Remember the warnings after Katrina struck, that thousands of phony Web sites had cropped up, pretending to raise money for hurricane relief? Since then, it turns out that federal prosecutors have charged just one person with running such an Internet scam, out of the roughly 70 indicted for fraud since early September.
The one Internet case, brought last month in Florida, is a doozy. Federal agents accuse a man of pulling in nearly $40,000 by soliciting contributions on a Web site, claiming to be a pilot flying relief supplies into the hardest hit areas. On his "Air Katrina" site, prosecutors say, Gary Kraser posted emotional and vivid-sounding accounts, purportedly from his own experiences flying supplies in and victims out: "I saw people on their roofs. I'm so sorry I couldn't do more. I'm shaking as I write this, crying and hugging my dog next to me now. I will hear these screams for the rest of my life."

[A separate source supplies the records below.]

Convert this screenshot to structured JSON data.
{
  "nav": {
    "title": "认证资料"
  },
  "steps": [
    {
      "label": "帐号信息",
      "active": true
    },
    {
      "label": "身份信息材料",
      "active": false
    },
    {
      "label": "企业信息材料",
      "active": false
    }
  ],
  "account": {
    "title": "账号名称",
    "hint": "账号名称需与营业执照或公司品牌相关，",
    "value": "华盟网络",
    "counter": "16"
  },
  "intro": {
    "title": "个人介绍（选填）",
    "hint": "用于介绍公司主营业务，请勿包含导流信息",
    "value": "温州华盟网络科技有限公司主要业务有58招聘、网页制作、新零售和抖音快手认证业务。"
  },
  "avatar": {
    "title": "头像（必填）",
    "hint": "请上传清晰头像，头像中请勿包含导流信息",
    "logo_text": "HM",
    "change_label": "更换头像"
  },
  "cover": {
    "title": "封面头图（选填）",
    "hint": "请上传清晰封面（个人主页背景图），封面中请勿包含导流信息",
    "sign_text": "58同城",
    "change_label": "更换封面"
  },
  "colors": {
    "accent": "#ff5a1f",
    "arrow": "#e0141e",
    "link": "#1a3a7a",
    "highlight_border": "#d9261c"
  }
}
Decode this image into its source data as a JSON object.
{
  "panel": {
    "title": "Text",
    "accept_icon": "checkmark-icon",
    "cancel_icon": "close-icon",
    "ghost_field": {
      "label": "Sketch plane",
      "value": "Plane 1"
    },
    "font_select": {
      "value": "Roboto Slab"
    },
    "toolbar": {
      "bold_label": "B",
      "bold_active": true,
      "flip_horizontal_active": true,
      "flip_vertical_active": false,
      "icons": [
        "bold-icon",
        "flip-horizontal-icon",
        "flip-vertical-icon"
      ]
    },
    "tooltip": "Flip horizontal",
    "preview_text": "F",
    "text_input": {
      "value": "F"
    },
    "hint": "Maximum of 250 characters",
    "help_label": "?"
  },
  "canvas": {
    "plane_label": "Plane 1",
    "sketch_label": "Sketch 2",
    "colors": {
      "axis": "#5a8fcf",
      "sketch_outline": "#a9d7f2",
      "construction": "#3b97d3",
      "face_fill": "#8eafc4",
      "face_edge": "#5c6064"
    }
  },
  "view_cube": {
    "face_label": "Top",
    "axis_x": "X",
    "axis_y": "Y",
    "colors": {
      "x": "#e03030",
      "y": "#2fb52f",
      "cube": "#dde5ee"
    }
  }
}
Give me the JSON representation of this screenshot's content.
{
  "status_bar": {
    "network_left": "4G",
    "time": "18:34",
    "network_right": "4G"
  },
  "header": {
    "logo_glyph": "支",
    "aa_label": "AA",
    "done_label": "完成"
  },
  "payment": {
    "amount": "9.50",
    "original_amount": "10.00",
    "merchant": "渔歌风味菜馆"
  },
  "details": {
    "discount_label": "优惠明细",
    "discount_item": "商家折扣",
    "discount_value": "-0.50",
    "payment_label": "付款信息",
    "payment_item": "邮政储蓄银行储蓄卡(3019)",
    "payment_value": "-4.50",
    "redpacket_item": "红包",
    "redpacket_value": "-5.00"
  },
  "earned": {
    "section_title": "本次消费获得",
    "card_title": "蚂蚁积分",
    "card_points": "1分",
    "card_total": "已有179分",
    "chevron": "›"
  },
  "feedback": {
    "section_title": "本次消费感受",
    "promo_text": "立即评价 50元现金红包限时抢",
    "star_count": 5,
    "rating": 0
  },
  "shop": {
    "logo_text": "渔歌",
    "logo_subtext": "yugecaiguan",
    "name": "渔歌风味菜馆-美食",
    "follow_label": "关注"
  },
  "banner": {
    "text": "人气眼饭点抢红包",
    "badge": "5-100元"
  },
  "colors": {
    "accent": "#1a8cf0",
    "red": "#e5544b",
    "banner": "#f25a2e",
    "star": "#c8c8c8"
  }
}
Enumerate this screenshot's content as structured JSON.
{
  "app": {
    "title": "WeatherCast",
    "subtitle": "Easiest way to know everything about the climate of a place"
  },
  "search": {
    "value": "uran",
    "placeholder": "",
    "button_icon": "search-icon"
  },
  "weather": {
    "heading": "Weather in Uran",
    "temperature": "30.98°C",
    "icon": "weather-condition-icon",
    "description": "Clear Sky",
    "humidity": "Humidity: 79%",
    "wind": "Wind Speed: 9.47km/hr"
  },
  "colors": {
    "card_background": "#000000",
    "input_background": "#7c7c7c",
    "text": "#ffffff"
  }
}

Pretty good trick, investigators say, for a guy who didn't even have a pilot's license and never got closer to the scene than his apartment in Aventura, Fla.
Nearly all of those charged with hurricane fraud are accused of posing as victims who lost homes or property. Most of them have been indicted for filing phony claims with FEMA, though 30 are accused of running a scam in Bakersfield, Calif. that hit up the Red Cross call center there by making phony claims. Two others are charged with pretending to be Red Cross volunteers and soliciting disaster relief contributions outside a storefront in California.
State prosecutors have brought some Internet scam charges of their own, but only a handful of cases have been filed. Federal officials say many of the web scams originated overseas, making prosecution here all but impossible.